Factors contributing to resilience in Aboriginal persons who attended residential schools
Nichol, Rosemary Ayton
This thesis examines factors that promoted resilience in Aboriginal people who attended residential schools. The research identifies, from the participants' accounts the factors that helped them to endure the experience and compares risk and protective factors described in the life stories to the factors identified in existing literature. The research is qualitative, based in grounded theory using the oral history method for gathering the data. The findings are intended to expand the knowledge base of resilience research. A small sample of four women and two men who attended residential school between 1939 and 1966 were interviewed. The participants were identified by independent others as successful survivors of the residential school experience. All the participants are members of First Nations from Alberta or Saskatchewan and five of the six attended residential school for a minimum of seven years.
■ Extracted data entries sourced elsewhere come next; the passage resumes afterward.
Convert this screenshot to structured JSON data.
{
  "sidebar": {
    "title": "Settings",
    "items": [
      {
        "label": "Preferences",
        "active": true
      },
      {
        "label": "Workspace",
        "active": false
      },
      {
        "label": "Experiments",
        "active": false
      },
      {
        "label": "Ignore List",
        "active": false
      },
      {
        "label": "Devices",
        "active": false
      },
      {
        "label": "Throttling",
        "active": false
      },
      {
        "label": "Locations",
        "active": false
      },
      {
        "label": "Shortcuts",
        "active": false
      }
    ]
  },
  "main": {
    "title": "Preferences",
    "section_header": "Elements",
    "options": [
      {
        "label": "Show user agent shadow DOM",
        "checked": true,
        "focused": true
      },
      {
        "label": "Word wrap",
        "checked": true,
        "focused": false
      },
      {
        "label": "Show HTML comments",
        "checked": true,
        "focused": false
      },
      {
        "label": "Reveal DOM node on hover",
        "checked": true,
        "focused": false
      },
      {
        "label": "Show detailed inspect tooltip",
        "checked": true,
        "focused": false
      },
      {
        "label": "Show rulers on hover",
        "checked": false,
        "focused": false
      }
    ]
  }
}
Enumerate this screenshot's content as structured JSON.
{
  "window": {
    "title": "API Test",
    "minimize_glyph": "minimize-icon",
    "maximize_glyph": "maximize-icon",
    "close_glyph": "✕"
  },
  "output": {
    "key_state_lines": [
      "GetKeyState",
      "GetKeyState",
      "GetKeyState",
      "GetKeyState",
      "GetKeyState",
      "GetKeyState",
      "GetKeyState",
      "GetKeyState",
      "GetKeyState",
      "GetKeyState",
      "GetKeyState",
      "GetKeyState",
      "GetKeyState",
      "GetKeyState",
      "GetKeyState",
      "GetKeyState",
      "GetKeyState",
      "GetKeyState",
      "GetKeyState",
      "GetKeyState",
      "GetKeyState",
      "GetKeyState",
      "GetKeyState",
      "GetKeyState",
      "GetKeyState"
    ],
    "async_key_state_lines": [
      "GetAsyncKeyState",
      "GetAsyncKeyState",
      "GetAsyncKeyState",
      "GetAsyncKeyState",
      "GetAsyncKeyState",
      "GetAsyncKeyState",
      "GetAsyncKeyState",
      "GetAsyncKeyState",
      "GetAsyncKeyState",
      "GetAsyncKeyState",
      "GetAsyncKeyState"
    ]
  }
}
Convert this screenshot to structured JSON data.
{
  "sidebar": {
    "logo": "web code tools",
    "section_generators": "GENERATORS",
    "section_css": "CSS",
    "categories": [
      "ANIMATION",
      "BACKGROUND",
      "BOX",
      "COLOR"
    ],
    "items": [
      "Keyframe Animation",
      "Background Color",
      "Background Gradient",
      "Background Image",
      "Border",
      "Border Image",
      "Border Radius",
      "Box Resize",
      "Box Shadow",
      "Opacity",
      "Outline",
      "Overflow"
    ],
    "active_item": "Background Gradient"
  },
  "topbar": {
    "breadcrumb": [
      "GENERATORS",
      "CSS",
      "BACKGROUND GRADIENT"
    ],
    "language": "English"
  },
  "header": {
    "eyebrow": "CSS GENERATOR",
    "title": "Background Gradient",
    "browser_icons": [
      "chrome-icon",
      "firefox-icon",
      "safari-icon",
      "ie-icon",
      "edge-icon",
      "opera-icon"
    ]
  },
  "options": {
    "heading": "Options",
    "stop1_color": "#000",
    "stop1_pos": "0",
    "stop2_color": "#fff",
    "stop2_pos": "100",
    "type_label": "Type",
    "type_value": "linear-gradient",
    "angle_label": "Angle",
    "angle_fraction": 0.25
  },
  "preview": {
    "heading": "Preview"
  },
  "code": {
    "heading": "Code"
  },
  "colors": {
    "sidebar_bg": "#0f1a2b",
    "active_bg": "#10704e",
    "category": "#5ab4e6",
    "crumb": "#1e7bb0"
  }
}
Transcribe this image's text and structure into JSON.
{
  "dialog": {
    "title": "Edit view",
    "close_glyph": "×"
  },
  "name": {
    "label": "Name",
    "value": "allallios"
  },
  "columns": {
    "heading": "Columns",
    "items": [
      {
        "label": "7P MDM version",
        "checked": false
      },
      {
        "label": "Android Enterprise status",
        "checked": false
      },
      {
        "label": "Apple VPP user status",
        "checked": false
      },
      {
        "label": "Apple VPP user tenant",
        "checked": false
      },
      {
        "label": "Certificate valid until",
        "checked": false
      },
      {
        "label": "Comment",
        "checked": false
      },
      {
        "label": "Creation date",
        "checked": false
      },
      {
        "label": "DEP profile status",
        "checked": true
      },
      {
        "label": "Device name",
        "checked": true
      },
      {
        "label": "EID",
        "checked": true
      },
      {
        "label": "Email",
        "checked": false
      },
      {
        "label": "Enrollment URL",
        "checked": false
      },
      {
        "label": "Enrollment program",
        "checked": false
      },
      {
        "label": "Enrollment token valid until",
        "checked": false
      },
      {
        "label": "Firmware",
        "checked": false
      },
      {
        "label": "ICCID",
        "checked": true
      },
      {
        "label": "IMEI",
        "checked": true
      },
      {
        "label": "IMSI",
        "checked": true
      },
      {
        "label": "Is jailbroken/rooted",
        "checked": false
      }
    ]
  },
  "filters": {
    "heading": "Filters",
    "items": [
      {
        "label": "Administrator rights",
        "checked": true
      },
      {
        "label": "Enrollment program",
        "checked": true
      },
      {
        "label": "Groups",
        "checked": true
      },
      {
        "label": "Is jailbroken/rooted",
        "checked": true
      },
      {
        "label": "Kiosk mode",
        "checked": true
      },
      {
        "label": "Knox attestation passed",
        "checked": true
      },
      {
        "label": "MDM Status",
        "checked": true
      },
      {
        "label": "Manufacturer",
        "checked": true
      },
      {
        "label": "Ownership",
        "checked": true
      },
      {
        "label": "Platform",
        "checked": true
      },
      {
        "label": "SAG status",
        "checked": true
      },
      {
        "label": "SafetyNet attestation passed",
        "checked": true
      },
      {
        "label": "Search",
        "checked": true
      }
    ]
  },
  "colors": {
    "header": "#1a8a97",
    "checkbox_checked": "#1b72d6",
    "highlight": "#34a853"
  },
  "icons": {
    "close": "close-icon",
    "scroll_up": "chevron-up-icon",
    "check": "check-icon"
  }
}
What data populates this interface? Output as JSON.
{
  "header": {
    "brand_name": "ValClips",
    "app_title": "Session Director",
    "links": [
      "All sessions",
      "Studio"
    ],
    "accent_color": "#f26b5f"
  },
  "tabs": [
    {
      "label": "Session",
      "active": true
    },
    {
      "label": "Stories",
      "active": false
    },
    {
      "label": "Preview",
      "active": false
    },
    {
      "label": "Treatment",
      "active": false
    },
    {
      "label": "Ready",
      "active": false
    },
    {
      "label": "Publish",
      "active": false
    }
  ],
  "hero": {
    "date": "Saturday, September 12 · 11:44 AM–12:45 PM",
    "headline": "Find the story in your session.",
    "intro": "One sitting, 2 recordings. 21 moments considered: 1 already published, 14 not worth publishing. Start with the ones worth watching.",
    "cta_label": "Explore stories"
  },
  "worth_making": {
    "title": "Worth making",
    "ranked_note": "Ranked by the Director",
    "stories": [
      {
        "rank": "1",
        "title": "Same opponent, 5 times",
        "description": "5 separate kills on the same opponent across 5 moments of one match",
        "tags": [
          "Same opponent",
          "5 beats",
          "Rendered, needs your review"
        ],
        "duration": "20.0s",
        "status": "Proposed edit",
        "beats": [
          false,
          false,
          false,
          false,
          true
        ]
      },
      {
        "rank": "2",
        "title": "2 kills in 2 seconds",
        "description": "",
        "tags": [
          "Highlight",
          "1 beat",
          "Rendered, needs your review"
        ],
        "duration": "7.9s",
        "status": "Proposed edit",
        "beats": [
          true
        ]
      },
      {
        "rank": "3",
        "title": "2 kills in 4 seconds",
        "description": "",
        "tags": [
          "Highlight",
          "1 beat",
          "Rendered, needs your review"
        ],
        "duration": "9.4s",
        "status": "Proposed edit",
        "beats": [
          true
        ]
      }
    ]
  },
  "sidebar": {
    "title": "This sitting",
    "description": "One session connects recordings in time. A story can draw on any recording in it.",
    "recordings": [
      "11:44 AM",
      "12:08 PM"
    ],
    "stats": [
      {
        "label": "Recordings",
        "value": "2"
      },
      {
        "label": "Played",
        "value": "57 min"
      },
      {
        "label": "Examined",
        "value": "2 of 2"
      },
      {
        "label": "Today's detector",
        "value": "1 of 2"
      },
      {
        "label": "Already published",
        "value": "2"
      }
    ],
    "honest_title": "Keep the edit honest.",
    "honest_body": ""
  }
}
Five of the six are now living well; the sixth is experiencing some side effects from the residential school experience. Protective factors common to other resilience research are identified in the participants' stories. These factors include long-term marriages, a lifelong interest in education, high intelligence, and primarily cooperative coping strategies. The participants emphasized the protective nature of a happy and nurturing early childhood and the importance of their spiritual beliefs to their current well being, particularly their belief in their traditional Aboriginal religion. This research suggests that self-image can be enhanced in adulthood and this appears to be a result of spiritual beliefs and an appreciation of Aboriginal history and ancestors.